Но папке жаловаться не пришлось.

– Нет, но ведь надо такое удумать! – взрыкивала Маринка, мечась небольшой, но очень злой пантерой по гостиной коттеджа. – А еще интеллигентка!

– Мама не виновата, – твердил Дима, сидя на диванчике. – Она из добрых побуждений.

– Ага, развести нас! Это у образованных, приличных называется добрым! И ведь денег не жалко было – топтуна с машиной нанимать! Хвоста мне навешивать! Будто мне своих в техникуме мало!

– Я во всем разберусь, Мариш, – пытался успокоить благоверную Дима, справедливо полагая, что непосредственная разборка между свекровью и невесткой малыми жертвами не обойдется. – Как-нибудь. Все ведь выяснилось? А я потом…

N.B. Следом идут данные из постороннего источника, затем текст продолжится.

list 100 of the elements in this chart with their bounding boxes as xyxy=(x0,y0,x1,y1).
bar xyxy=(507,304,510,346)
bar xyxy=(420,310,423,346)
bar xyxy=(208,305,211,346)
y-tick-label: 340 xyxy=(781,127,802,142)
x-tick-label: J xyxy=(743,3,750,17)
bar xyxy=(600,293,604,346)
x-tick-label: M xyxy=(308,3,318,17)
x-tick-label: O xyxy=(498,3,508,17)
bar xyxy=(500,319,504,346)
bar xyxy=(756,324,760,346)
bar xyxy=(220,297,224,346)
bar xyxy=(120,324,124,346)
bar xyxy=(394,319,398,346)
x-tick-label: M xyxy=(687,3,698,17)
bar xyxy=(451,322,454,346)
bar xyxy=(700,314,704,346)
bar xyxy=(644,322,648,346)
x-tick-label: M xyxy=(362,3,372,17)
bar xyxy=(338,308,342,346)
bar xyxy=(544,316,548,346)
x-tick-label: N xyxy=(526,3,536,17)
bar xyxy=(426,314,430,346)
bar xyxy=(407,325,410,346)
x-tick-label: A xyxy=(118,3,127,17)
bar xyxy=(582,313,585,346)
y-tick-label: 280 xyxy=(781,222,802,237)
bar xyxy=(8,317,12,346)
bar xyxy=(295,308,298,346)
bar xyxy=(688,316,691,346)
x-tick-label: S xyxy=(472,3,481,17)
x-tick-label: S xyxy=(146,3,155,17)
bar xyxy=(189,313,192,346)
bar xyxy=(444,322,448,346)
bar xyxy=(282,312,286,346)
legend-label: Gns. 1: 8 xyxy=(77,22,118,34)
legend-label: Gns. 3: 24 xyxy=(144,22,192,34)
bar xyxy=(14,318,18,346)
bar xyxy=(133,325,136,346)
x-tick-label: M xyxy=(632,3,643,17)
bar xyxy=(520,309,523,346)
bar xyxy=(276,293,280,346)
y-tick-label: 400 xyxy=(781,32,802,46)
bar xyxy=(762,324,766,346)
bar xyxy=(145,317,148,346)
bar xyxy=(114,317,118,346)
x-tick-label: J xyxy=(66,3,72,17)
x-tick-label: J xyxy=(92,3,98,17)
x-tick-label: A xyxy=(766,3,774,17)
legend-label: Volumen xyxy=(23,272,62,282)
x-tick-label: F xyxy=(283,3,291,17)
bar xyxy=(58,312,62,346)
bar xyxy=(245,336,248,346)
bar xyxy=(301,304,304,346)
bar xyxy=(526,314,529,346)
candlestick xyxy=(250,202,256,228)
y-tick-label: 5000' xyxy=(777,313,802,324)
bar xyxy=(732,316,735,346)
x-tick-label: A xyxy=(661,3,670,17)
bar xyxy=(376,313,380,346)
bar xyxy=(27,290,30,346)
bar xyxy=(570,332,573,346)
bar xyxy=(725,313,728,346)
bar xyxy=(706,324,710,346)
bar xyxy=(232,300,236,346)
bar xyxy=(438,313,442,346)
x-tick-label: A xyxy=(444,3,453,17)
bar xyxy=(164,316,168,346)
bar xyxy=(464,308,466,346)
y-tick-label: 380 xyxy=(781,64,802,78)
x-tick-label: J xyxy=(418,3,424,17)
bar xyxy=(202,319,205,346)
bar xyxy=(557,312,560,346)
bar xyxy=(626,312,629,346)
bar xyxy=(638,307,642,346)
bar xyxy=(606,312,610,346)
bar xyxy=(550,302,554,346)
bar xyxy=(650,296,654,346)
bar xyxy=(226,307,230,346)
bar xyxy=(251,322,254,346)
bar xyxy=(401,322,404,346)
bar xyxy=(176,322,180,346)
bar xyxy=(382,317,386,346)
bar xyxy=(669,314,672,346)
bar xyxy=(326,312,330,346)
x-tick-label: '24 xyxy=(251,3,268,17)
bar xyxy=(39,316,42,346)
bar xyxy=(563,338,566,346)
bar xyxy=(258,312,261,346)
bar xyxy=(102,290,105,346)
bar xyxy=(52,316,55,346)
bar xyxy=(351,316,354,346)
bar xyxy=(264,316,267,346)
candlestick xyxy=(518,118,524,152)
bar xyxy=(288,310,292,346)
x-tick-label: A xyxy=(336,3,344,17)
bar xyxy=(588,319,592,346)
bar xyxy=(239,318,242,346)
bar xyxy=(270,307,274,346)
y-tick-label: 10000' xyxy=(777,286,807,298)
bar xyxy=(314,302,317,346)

– Нет! – рявкнула Маринка так, что отозвались мелодичным звоном плафоны на люстре. – Сейчас!

– А разве мы сегодня… не поедем? – с надеждой взглянул на нее Дима.

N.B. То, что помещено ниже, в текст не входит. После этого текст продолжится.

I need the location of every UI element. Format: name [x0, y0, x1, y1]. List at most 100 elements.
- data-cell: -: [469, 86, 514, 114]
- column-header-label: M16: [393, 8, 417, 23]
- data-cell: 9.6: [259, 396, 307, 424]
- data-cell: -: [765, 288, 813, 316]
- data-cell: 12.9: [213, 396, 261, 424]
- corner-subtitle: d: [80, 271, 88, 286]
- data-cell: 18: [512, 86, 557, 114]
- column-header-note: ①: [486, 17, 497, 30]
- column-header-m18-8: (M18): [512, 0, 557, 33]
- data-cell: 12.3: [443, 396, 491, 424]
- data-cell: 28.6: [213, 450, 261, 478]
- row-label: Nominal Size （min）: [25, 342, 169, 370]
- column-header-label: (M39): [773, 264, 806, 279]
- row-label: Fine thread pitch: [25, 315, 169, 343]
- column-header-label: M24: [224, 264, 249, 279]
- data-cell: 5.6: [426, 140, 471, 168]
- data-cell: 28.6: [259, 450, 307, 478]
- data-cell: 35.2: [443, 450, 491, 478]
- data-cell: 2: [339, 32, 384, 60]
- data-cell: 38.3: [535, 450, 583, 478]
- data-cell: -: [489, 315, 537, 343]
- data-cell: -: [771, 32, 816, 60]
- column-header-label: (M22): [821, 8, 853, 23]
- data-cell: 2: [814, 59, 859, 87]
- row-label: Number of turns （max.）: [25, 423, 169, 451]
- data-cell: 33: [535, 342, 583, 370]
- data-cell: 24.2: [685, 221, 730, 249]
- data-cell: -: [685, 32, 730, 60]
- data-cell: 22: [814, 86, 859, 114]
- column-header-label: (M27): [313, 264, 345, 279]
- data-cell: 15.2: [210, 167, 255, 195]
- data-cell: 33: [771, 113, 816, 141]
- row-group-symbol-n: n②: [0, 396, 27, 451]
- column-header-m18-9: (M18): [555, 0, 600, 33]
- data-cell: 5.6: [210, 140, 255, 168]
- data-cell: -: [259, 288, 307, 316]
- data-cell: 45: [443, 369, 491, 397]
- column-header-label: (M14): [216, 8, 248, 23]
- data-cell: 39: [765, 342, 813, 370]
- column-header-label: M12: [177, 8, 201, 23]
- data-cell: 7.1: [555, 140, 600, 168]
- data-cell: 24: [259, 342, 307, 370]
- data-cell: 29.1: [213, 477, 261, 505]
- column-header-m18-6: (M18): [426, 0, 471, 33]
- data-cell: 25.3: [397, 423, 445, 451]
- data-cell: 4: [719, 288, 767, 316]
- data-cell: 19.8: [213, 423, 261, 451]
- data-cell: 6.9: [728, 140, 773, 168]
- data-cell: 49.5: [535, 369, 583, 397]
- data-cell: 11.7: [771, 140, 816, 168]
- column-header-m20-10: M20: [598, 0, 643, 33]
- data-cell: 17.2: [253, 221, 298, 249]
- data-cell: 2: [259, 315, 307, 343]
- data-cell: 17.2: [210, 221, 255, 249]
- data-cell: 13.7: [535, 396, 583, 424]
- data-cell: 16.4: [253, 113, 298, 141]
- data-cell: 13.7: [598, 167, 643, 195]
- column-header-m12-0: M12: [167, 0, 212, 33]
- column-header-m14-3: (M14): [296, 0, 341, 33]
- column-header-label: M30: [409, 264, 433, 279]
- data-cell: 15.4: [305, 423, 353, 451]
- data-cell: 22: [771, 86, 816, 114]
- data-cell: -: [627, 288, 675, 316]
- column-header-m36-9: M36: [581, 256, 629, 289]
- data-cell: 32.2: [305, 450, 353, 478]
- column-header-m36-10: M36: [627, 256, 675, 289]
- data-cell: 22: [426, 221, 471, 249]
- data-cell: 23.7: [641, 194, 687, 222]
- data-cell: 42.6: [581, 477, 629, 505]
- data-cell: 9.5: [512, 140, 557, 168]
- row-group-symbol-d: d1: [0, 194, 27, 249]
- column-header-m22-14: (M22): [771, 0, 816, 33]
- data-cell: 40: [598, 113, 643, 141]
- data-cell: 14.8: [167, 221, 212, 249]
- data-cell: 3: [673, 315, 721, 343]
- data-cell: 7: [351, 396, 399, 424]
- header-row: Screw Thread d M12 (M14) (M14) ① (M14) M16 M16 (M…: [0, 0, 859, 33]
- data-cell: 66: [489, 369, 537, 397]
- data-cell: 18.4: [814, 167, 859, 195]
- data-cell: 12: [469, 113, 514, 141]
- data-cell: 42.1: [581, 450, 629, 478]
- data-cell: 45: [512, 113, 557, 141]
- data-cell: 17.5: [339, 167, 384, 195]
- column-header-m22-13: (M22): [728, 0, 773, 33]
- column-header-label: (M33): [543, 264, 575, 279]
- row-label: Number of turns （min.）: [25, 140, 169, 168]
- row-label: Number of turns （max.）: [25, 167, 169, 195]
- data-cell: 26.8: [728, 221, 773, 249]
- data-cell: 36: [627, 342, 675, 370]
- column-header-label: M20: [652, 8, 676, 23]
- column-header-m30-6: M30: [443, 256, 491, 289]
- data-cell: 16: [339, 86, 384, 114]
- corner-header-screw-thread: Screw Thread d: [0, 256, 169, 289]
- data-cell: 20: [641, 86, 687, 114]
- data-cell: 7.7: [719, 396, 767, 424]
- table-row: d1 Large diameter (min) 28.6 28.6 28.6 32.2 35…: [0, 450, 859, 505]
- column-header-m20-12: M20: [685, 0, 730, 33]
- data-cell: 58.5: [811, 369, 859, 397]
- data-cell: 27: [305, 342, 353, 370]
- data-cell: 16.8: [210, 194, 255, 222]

– Экономически не-целе-сообраз-но-о! – помахала Маринка пальцем у него перед носом. – Игрушек этих елочных нам до конца жизни не перебить! Поехали!

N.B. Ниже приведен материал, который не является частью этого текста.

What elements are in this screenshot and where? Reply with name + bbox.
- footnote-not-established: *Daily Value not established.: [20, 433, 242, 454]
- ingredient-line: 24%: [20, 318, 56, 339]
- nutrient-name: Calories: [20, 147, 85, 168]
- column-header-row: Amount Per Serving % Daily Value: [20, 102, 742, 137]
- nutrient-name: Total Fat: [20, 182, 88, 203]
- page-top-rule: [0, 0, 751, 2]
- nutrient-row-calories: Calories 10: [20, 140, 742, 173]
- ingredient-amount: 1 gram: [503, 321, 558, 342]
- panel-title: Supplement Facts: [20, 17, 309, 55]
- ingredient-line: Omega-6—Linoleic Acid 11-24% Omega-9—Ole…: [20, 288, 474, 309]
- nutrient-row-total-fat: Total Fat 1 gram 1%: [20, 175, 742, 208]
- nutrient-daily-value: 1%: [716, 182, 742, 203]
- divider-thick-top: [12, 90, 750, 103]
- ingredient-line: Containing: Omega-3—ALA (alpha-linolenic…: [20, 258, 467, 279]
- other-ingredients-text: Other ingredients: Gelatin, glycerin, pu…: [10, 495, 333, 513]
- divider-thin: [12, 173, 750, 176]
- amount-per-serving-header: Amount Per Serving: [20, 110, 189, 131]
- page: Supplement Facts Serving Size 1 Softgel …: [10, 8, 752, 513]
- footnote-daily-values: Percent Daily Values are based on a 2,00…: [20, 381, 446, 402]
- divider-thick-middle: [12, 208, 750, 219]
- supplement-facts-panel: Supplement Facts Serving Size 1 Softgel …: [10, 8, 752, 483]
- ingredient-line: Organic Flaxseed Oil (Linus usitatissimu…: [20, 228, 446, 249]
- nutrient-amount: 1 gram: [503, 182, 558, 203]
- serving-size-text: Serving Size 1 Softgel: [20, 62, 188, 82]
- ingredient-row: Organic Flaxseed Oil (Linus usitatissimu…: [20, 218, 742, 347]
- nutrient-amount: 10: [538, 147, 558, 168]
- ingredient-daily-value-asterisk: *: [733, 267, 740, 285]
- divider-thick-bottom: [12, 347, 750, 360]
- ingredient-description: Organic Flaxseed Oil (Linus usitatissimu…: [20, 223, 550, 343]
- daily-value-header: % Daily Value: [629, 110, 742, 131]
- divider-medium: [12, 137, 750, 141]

Маринка ждала в машине около часа – пока мама-профессорша, привычно выкручивая себе пальцы, сетовала на вопиющую людскую непорядочность.

… Нанятый ею частный детектив быстро скумекал, что за Маринкой ничего путного не нароешь, и неизвестно, захочет ли клиентка оплачивать сведения о праведном поведении объекта. Да и деньжат дополнительных куда выгоднее было слупить не с маломощной вузовской преподавательницы, а с дочки состоятельного дядьки. Ну так и двинул частный детектив на два хода вперед, подождал Маринку у техникума и выложил ей то, что свекровушка желает уличить ее в измене, и, соответственно, предложил выкупить невинный материальчик, в одночасье ставший компроматом на самую заказчицу.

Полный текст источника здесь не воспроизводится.